On 4/11/19 4:31 AM, Hal Murray via devel wrote:
> There is a potential item: We may need the NTP server to listen on some port
> in addition to 123 in order to get around various filtering rules leftover
> from NTP DDoS amplification attacks. Need more data which a release would
> help.
My inclination is that tcp 123 is the obvious choice unless/until IANA
allocates a port or some other wider-community consensus develops.

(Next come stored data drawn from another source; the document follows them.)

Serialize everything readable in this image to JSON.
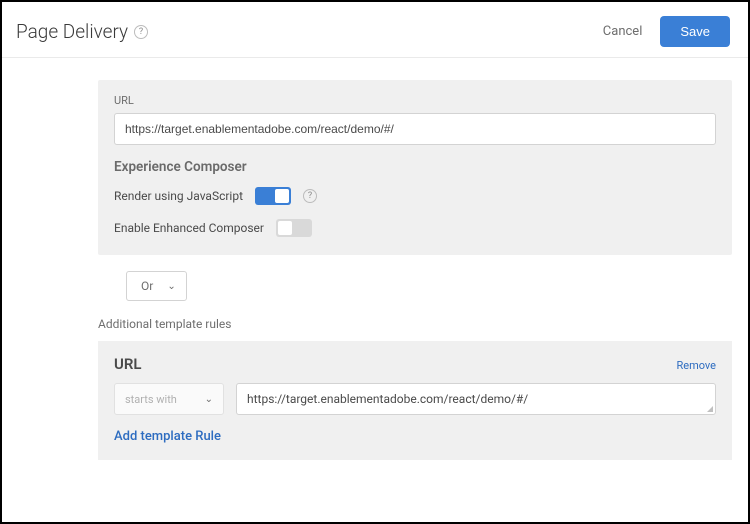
{
  "header": {
    "title": "Page Delivery",
    "cancel": "Cancel",
    "save": "Save"
  },
  "urlSection": {
    "label": "URL",
    "value": "https://target.enablementadobe.com/react/demo/#/"
  },
  "composer": {
    "heading": "Experience Composer",
    "renderJsLabel": "Render using JavaScript",
    "renderJsOn": true,
    "enhancedLabel": "Enable Enhanced Composer",
    "enhancedOn": false
  },
  "logic": {
    "operator": "Or"
  },
  "additional": {
    "label": "Additional template rules",
    "rule": {
      "title": "URL",
      "removeLabel": "Remove",
      "operator": "starts with",
      "value": "https://target.enablementadobe.com/react/demo/#/"
    },
    "addLabel": "Add template Rule"
  }
}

> I think we need a couple of scripts for monitoring certificates. Details
> TBD, but I'm thinking of things like when does my certificate expire and tell
> me ??? about the certificates on the servers I'm using. This will get more
> interesting when we figure out what to do about additional certificate
> checking. It would be half just a convenient reminder of how to do things and
> maybe a cron job to warn you that your certificates are timing out or some
> server's certs are busted.
This problem is not specific to NTPsec, so I would suggest it's out of
scope for here.
Personally, for other TLS certificates, I mainly use certbot. If it
fails to renew the certificate, it exits with a failure status, which
causes the systemd service unit to be in a failed status. I monitor that
(failed units) generally.
If you want to do some verification script, here is a starting point
that I've used:
openssl verify -CAfile chain.pem -purpose sslserver cert.pem
Another idea might be for ntpd (in server mode) to verify the
certificate on startup and log an error (and/or refuse to serve NTS
and/or die) if the server certificate fails verification. If you want to
take that further, you could track the earliest NotAfter in the chain
and do something when the certificate expires.
> We need a good writeup on getting started when the system time may not be
> known. That means we have to understand the issues.
Whether it's "good" or not, I don't know, but I already provided one of
these, expanding on the NTS draft's suggestions. See "Certificate
Verification" in devel/nts.adoc, starting at "It is desirable to include
a middle-ground option". Note that all mentions of OCSP are only
applicable if/when you do OSCP; they're not requirements for
implementing the bootstrapping mode.